The researchers assessed the effect of tamoxifen at three different time periods in patients with ER-positive tumors: years 0 to 5, years 5 to 15, and beyond 15 years.

The hazard ratios for mortality and breast-cancer-related mortality increased to a peak at 6 years in both the tamoxifen and control groups, but declined thereafter.

Dr Mateusz Opyrchal

The data from this trial reflect data from other studies looking into adjuvant endocrine treatments, said Mateusz Opyrchal, MD, PhD, from the Roswell Park Cancer Institute in Buffalo, New York.

“Interestingly, we continue to see the effect of treatment even after 15 years of follow-up, demonstrating the difficulty in treating and studying breast cancer, as disease recurrence can happen many years and even decades after the initial diagnosis,” he told Medscape Medical News.

The researchers showed “that even shorter treatment with endocrine therapy is better than no treatment at all,” he pointed out. “These results will not affect the current guidelines, which recommend 5 to 10 years of adjuvant endocrine therapy, but they might help patients and their oncologists make informed decisions for women with relatively low-risk cancers who have intolerable toxicities from their endocrine therapies,” he said.
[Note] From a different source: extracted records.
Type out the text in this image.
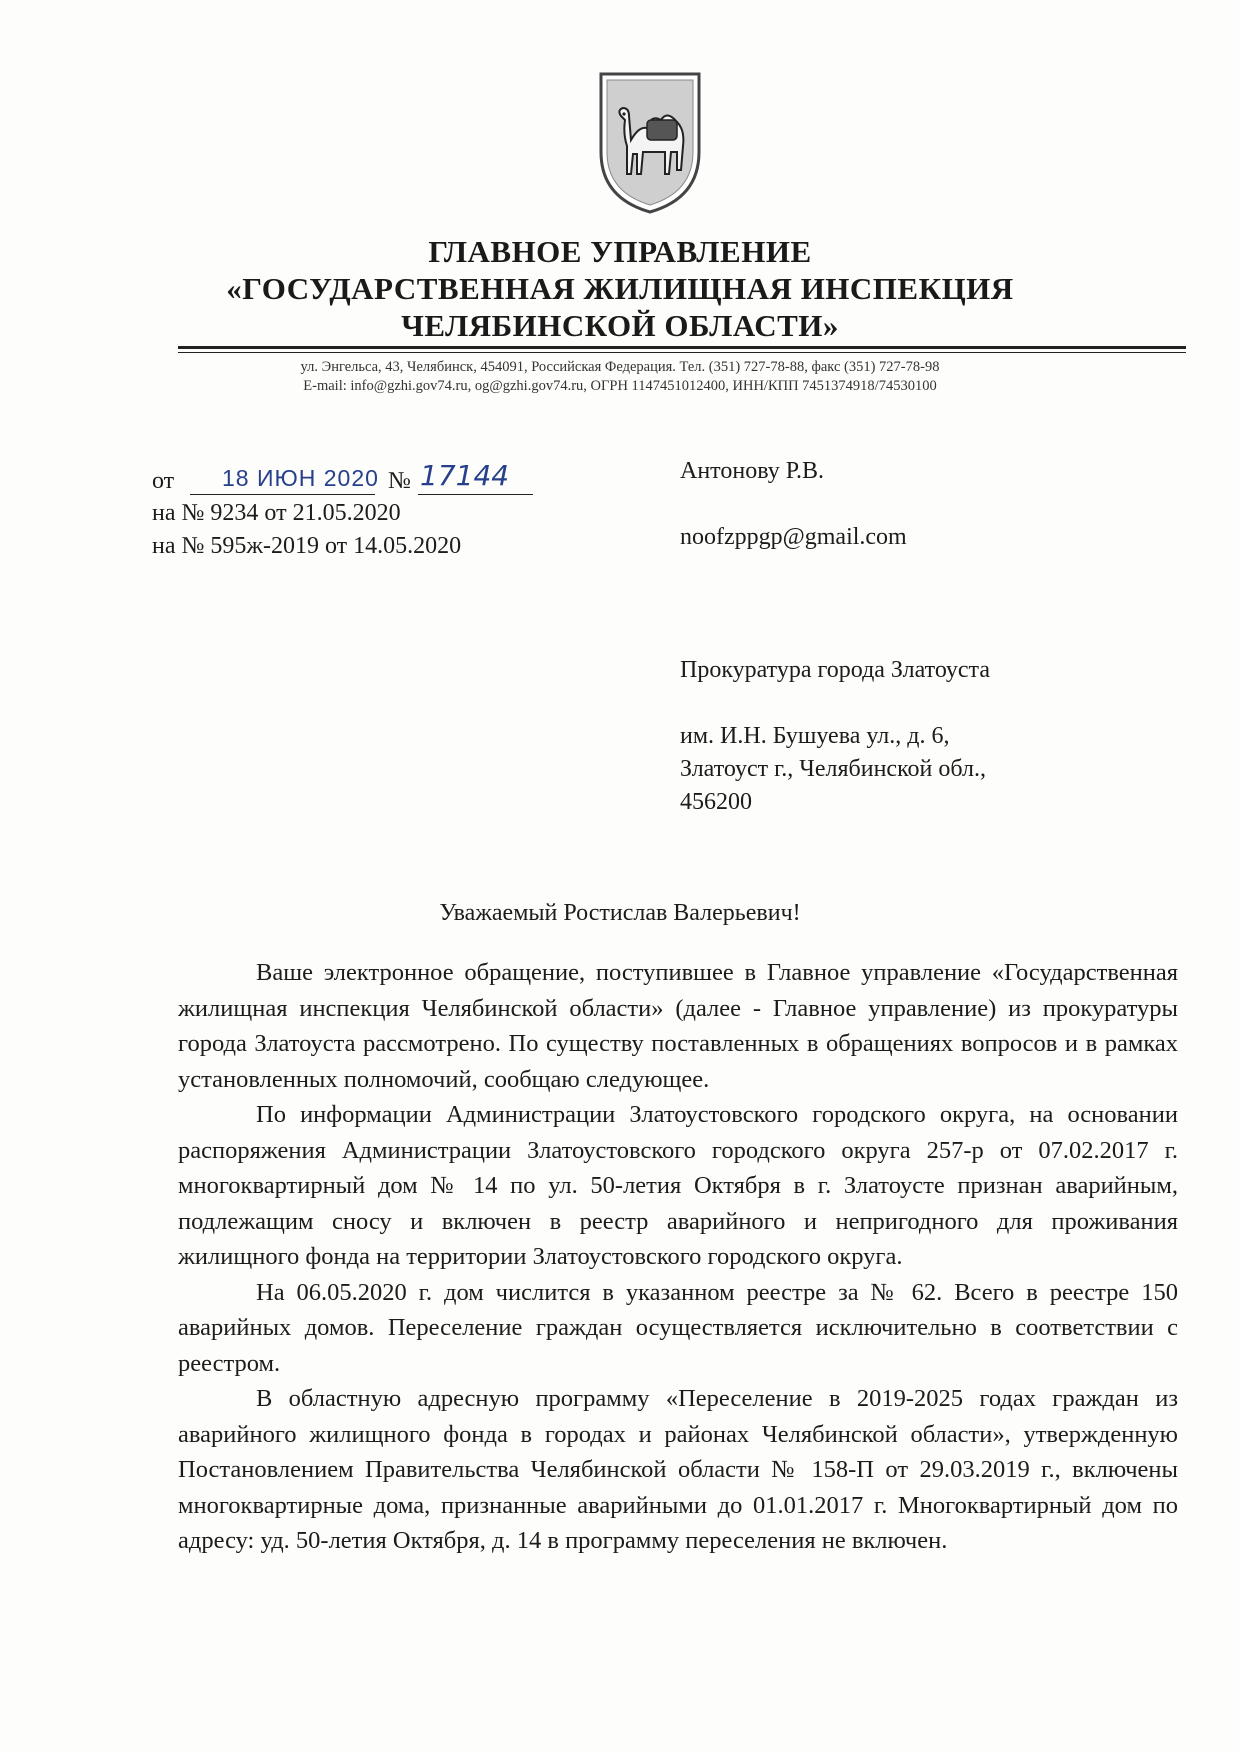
ГЛАВНОЕ УПРАВЛЕНИЕ
«ГОСУДАРСТВЕННАЯ ЖИЛИЩНАЯ ИНСПЕКЦИЯ
ЧЕЛЯБИНСКОЙ ОБЛАСТИ»
ул. Энгельса, 43, Челябинск, 454091, Российская Федерация. Тел. (351) 727-78-88, факс (351) 727-78-98
E-mail: info@gzhi.gov74.ru, og@gzhi.gov74.ru, ОГРН 1147451012400, ИНН/КПП 7451374918/74530100
от 18 ИЮН 2020 № 17144
на № 9234 от 21.05.2020
на № 595ж-2019 от 14.05.2020
Антонову Р.В.
noofzppgp@gmail.com
Прокуратура города Златоуста
им. И.Н. Бушуева ул., д. 6,
Златоуст г., Челябинской обл.,
456200
Уважаемый Ростислав Валерьевич!

Ваше электронное обращение, поступившее в Главное управление «Государственная жилищная инспекция Челябинской области» (далее - Главное управление) из прокуратуры города Златоуста рассмотрено. По существу поставленных в обращениях вопросов и в рамках установленных полномочий, сообщаю следующее.

По информации Администрации Златоустовского городского округа, на основании распоряжения Администрации Златоустовского городского округа 257-р от 07.02.2017 г. многоквартирный дом № 14 по ул. 50-летия Октября в г. Златоусте признан аварийным, подлежащим сносу и включен в реестр аварийного и непригодного для проживания жилищного фонда на территории Златоустовского городского округа.

На 06.05.2020 г. дом числится в указанном реестре за № 62. Всего в реестре 150 аварийных домов. Переселение граждан осуществляется исключительно в соответствии с реестром.

В областную адресную программу «Переселение в 2019-2025 годах граждан из аварийного жилищного фонда в городах и районах Челябинской области», утвержденную Постановлением Правительства Челябинской области № 158-П от 29.03.2019 г., включены многоквартирные дома, признанные аварийными до 01.01.2017 г. Многоквартирный дом по адресу: уд. 50-летия Октября, д. 14 в программу переселения не включен.
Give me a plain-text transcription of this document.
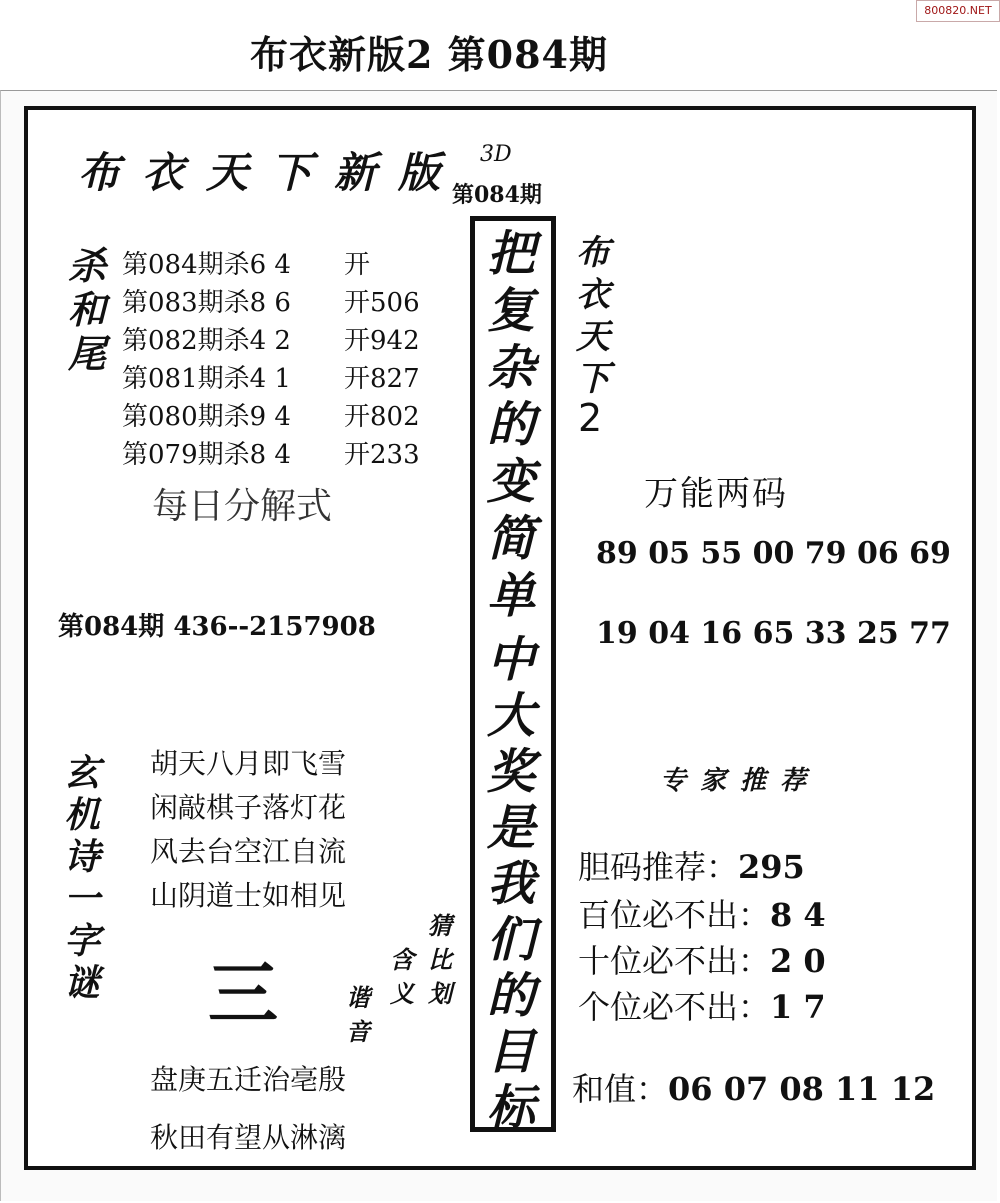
800820.NET
布衣新版2 第084期
布衣天下新版 3D
第084期
把复杂的变简单
中大奖是我们的目标
杀和尾
第084期杀6 4 开
第083期杀8 6 开506
第082期杀4 2 开942
第081期杀4 1 开827
第080期杀9 4 开802
第079期杀8 4 开233
每日分解式
第084期 436--2157908
布衣天下
2
万能两码
89 05 55 00 79 06 69
19 04 16 65 33 25 77
玄机诗一字谜
胡天八月即飞雪
闲敲棋子落灯花
风去台空江自流
山阴道士如相见
三
猜
比
划
含
义
谐
音
盘庚五迁治亳殷
秋田有望从淋漓
专家推荐
胆码推荐：295
百位必不出：8 4
十位必不出：2 0
个位必不出：1 7
和值：06 07 08 11 12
That just 2 years of tamoxifen shows a survival benefit “speaks quite a bit to the ability of tamoxifen to reduce breast-cancer-specific mortality,” noted Dr Soliman.

“The impact of these data right now is that we can probably counsel our patients that some tamoxifen is better than nothing, even if they are not able to hang in for the full 5- to 10-year period currently recommended. So, when patients ask us if a couple of years of tamoxifen is going to do anything for them, we can at least potentially point to this study and say there are some data that even 2 years is better than nothing, but it’s probably not ideal,” he said.

One Comment
  1. Iridacea's avatar

    This is really useful, thank you. Ironically I just saw my oncologist May third and negotiated a one month holiday from Tamoxifen, to better gauge the side effect rodeo I’m in. Then I will start up on 10mg dose until September. He told me he didn’t have any data on 2 years vs 5 years, but that his feeling some is better than none. I’ll be at the two year mark soon. And was 43 at diagnosis.
    Anyway this feels super relevant to me- thanks for the report!